21st Aug2013

‘Lovelace’ Review

by Ian Loring

Stars: Amanda Seyfried, Peter Sarsgaard, Juno Temple, Sharon Stone, Robert Patrick, Chris Noth, Bobby Cannavale, Hank Azaria, Adam Brody, Chloë Sevigny, James Franco, Debi Mazar, Wes Bentley, Eric Roberts, Ron Pritchard | Written by Andy Bellin | Directed by Rob Epstein, Jeffrey Friedman

Lovelace-Amanda

Another example of Hollywood trying to develop two similar projects at the same time, Lovelace beats rival biopic Inferno to the big screen. A document of the rise to fame of fledgling porn star Linda Lovelace and the abuse suffered by her at the hands of husband Chuck Traynor, Lovelace is a fairly stock biopic illuminated by its case and a somewhat surface level increase in interest due to its narrative structure.

Rob Epstein and Jeffrey Friedman’s film is one of two halves, mixing the usual template of a biopic up by offering two different perspectives, a slightly more “Hollywood” version of events where Linda and Chuck have a romance, financial difficulties but find success through her particular set of skills and only in the margins is there the suggestion that things are darker between them. This section is shot brightly, filled with fun supporting characters and is enjoyable to watch. While you know things will eventually take a turn, much like the somewhat similar in tone and theme Boogie Nights, you’re having quite a bit of fun which masks this. Sarsgard and Seyfried have terrific chemistry in this section, he’s a charming and very masuline presence which is obviously alluring though he’s not a white knight in this section either. Seyfried plays up to her slightly more usual Barbie girl nature in this section also and with Juno Temple playing her best friend it’s light and frothy.

The second half of the film is a different beast entirely. While flinching from showing the rather more vile sexual impulses of Traynor, though an asphyxiation sequence at the start of this section is an effective and deliberate shock to the sequence, the film does fully submerge itself in the seedier side of the world. Linda is miserable virtually all the time either outwardly breaking down or finding herself mentally trapped, unable to get help from those around her or the authorities, a depiction of a world a million miles away from the kind of behaviour that would even be slightly tolerated today.

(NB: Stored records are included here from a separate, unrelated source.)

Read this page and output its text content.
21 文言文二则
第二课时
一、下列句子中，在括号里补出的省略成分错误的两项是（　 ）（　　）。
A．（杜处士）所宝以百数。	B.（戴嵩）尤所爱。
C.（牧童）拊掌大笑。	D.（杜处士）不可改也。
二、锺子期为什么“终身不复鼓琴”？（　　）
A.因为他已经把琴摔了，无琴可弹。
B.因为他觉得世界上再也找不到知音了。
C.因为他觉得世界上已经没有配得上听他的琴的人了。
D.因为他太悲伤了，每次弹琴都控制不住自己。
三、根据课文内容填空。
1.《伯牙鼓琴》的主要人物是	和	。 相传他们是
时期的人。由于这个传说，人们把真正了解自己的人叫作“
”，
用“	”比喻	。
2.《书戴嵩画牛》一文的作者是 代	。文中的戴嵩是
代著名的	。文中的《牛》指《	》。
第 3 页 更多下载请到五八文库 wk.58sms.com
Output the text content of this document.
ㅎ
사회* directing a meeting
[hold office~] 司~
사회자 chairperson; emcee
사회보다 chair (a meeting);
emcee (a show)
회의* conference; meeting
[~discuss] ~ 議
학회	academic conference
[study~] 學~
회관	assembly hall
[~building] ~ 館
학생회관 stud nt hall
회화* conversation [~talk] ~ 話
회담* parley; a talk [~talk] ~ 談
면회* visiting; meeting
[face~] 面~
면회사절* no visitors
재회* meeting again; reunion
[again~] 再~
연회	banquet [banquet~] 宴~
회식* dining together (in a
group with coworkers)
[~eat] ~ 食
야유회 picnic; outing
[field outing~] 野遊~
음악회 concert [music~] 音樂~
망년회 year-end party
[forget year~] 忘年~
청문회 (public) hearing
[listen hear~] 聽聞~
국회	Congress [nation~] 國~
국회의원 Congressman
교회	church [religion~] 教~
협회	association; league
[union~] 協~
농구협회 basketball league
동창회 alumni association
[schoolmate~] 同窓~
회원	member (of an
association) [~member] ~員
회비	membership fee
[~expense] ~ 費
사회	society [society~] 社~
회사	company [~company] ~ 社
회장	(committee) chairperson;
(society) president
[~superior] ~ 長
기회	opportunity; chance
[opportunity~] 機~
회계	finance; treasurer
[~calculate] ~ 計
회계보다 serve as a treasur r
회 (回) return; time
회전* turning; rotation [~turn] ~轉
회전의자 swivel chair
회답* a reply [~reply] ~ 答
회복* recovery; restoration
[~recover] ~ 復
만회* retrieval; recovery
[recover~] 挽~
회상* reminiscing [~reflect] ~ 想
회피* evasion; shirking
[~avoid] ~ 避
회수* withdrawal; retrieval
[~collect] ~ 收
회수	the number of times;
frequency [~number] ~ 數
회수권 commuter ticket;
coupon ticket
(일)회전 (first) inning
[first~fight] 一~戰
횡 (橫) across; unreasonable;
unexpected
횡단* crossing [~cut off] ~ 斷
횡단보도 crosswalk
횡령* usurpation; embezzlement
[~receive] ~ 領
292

It is a shame though that the events play out pretty much as conventionally as you expect. Lovelace’s time as a campaigner against domestic violence is essentially dealt with in a title card but this aspect is one of the more interesting aspects of this particular tale, a woman who had to re-invent herself for people to take her seriously about things any woman has a right to be listened to about, whatever her occupation. While the Lovelace/Traynor dynamic is effective and upsetting, the setting of the drama aside, there doesn’t feel like there’s anything to cinematically vital about the proceedings, despite the strong central performances, Seyfried taking on the abused woman mantle decently and Sarsgard completely wallowing in the desperation of a man who feels like he should have more power and increasingly focuses the little he has on terrorising the woman he’s married to.

Lovelace is certainly a film worth watching and taking seriously. Not the light, breezy and vivacious film which it’s been somewhat been advertised as, instead a troubling account of a woman in trouble which could have, and probably should have given the talent, been more.